I wasn’t struck with anything off the bat to write for the blog this week. It wasn’t until I began thinking about the word “post” that my thoughts began churning. First off, “post” is a great word because it anagrams pretty widely for such a short word.
Secondly, “post” serves both as a word and a prefix. This week we were using it as a prefix mostly but I think the word as a noun lends itself nicely to the notions pointed to by attaching things to the prefix. A post, as in a fencepost, provides a nice mental image suiting for the progression of thought from thing to post-thing. The history of literary studies is not comprised of a single strip of fence ending with a post; rather, it is a series of these fences (being the things) and posts (being the post-things)that create a common fenced in area, literature. No single literary movement is the be-all, end-all of studies because, as a lot of the posts we studied this week show (post-modernism, post-colonialism, post-structuralism), the truth is wildly fluid and complex and subjective. It relates to our conversation about historicism in that we are presently partaking in events which become history as soon as they happen. Our present trends which situate us in English studies are going to be another criticism to be considered, another segment of the fence of literary understanding.
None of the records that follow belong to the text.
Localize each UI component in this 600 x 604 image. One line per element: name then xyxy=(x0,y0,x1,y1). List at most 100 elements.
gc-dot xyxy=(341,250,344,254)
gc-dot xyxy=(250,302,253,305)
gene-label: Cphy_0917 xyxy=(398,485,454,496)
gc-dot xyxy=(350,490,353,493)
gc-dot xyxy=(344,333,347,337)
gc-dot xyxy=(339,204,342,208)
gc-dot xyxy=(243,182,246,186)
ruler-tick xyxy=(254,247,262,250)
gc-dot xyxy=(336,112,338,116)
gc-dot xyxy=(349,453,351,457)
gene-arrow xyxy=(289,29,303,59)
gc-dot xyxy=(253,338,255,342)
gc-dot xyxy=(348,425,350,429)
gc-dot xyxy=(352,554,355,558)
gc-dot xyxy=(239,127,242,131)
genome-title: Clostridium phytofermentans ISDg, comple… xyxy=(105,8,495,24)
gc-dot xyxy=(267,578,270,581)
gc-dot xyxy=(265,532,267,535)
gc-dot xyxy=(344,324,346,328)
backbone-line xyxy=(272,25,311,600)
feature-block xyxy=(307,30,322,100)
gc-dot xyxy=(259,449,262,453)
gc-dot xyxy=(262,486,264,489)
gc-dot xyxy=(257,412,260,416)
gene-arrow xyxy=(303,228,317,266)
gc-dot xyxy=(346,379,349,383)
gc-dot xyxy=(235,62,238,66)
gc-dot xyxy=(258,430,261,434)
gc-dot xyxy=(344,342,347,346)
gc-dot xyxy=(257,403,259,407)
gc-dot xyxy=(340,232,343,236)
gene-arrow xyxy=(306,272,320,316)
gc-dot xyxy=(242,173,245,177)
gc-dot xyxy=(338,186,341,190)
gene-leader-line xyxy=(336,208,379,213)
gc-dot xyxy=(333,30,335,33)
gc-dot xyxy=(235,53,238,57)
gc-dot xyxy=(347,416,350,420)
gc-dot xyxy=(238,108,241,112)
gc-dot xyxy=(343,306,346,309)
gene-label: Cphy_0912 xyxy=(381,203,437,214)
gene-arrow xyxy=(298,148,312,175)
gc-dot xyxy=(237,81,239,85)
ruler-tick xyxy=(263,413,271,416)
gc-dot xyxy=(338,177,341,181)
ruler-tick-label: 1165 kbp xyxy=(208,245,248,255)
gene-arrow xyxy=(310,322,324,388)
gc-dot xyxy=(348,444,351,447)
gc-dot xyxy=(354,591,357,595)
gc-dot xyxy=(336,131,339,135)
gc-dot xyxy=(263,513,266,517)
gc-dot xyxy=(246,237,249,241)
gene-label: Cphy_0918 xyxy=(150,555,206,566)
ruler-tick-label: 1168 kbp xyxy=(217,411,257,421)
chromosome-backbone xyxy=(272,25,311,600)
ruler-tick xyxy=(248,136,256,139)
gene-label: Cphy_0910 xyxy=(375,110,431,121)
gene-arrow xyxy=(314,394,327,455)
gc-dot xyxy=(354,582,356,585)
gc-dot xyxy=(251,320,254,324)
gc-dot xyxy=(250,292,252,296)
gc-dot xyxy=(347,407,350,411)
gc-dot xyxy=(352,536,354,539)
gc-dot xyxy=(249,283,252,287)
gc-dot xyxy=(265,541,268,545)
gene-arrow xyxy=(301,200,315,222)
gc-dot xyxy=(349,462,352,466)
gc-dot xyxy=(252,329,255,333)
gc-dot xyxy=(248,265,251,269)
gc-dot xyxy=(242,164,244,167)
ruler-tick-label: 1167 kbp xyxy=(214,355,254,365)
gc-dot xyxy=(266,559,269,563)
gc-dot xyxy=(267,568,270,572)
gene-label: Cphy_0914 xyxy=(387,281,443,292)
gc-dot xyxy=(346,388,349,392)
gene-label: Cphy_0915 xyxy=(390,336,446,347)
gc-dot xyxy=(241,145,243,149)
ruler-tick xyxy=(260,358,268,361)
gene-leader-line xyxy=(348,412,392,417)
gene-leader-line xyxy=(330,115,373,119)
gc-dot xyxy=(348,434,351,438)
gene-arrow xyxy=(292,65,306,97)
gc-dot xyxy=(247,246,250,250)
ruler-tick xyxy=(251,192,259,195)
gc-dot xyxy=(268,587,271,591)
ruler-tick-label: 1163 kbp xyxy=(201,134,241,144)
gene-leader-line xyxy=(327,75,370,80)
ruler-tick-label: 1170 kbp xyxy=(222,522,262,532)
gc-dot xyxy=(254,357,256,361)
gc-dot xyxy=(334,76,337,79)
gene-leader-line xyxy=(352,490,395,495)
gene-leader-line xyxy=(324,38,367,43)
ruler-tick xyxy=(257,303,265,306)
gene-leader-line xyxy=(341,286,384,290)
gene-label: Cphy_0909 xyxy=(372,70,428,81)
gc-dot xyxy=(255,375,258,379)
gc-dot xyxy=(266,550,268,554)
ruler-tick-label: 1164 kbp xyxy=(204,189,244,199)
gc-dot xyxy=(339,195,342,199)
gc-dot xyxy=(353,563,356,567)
Perhaps we will have a different term for our current schools of thought, be it fence or post, but it will still not be the ultimate answer.
They played with “post” for a quick second in TT, joking that we are approaching a post-post office society (moment of silence for the art of letter writing and letter receiving). That made me smile.
There’s also the verb “to post,” which is what I am about to do with this here blogpost (<– ooh, see, it's everywhere! Inescapable!).